Scott Wren, senior global equity strategist for the Wells Fargo Investment Institute, added that the market is suffering from a bout of “hysteria” — fitting since it’s the title of a song by British prog rockers Muse as well as British 80s rock band Def Leppard.
Wren said in a report that U.S. blue chip stocks may be dependable investments that benefit from people seeking safe havens. But it’s going to be a bumpy ride in the markets for awhile. So buckle up.
“Market volatility is likely to continue, to the upside and downside, in coming weeks as investors seek more clarity on the UK referendum result that will likely take years to play out completely,” Wren wrote.
Another possible warning sign? High yield bonds — aka junk bonds — are still holding their own.

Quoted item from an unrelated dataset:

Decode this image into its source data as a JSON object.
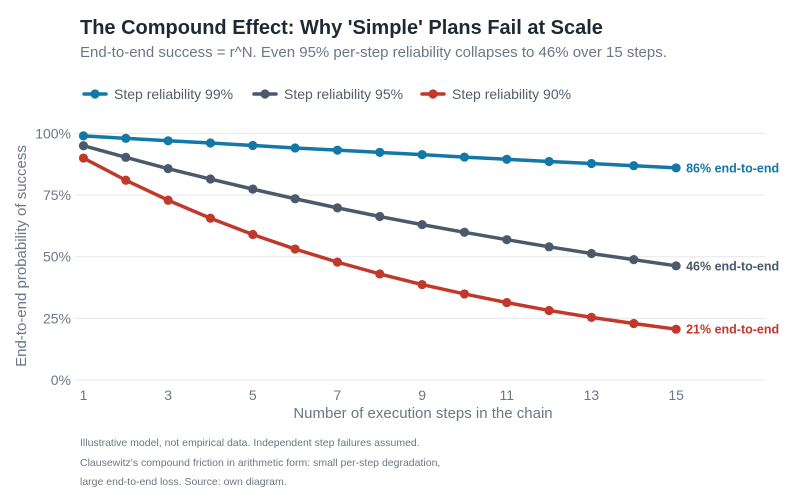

The iShares iBoxx $ High Yield Corporate Bond ETF and SPDR Barclays High Yield Bond ETF are still both up more than 4% this year.
Gershon Distenfeld, director of high yield and investment-grade Credit at AB, notes that junk bonds and stocks usually move in tandem. And both markets may be ignoring big global issues.
“The slowdown of China. Political concerns around the world. Default risk. These are all still real issues,” Distenfeld said.
Still, some market strategists think that bullish investors are right to buy stocks following the Brexit. Why? The Federal Reserve, which up until recently had been expected to raise rates this summer, may now be on hold for the foreseeable future.
“The Brexit vote and economic uncertainty that it creates takes the Fed off the table,” wrote Tony Dwyer, a market strategist with Canaccord Genuity in a report. “We believe the Fed is unlikely to raise rates until December 2016, or at the very least until we get some clarity on the UK withdrawal.”
For that reason, some defensive stocks — ones that pay high dividends in particular — could benefit in the post-Brexit world.
Think of companies in food and beverages, tobacco, utilities and telecom, for example. Their dividend yields are higher than most government bonds.
“Consumer staples have been oversold on Brexit,” said Chuck Self, chief investment strategist of iSectors, an ETF strategy firm. “People are going to drink. People are going to smoke. The big dividend payers are going to be fine.”
But investors need to be extremely careful right now. There is still so much that we don’t know about how the Brexit is going to play out. It’s scary that momentum loving equity and stodgy fixed income investors are both bullish.
“The bond market may be wrong or it may be the stock market,” said Larry Hatheway, chief economist with GAM in London. “But something’s got to give.”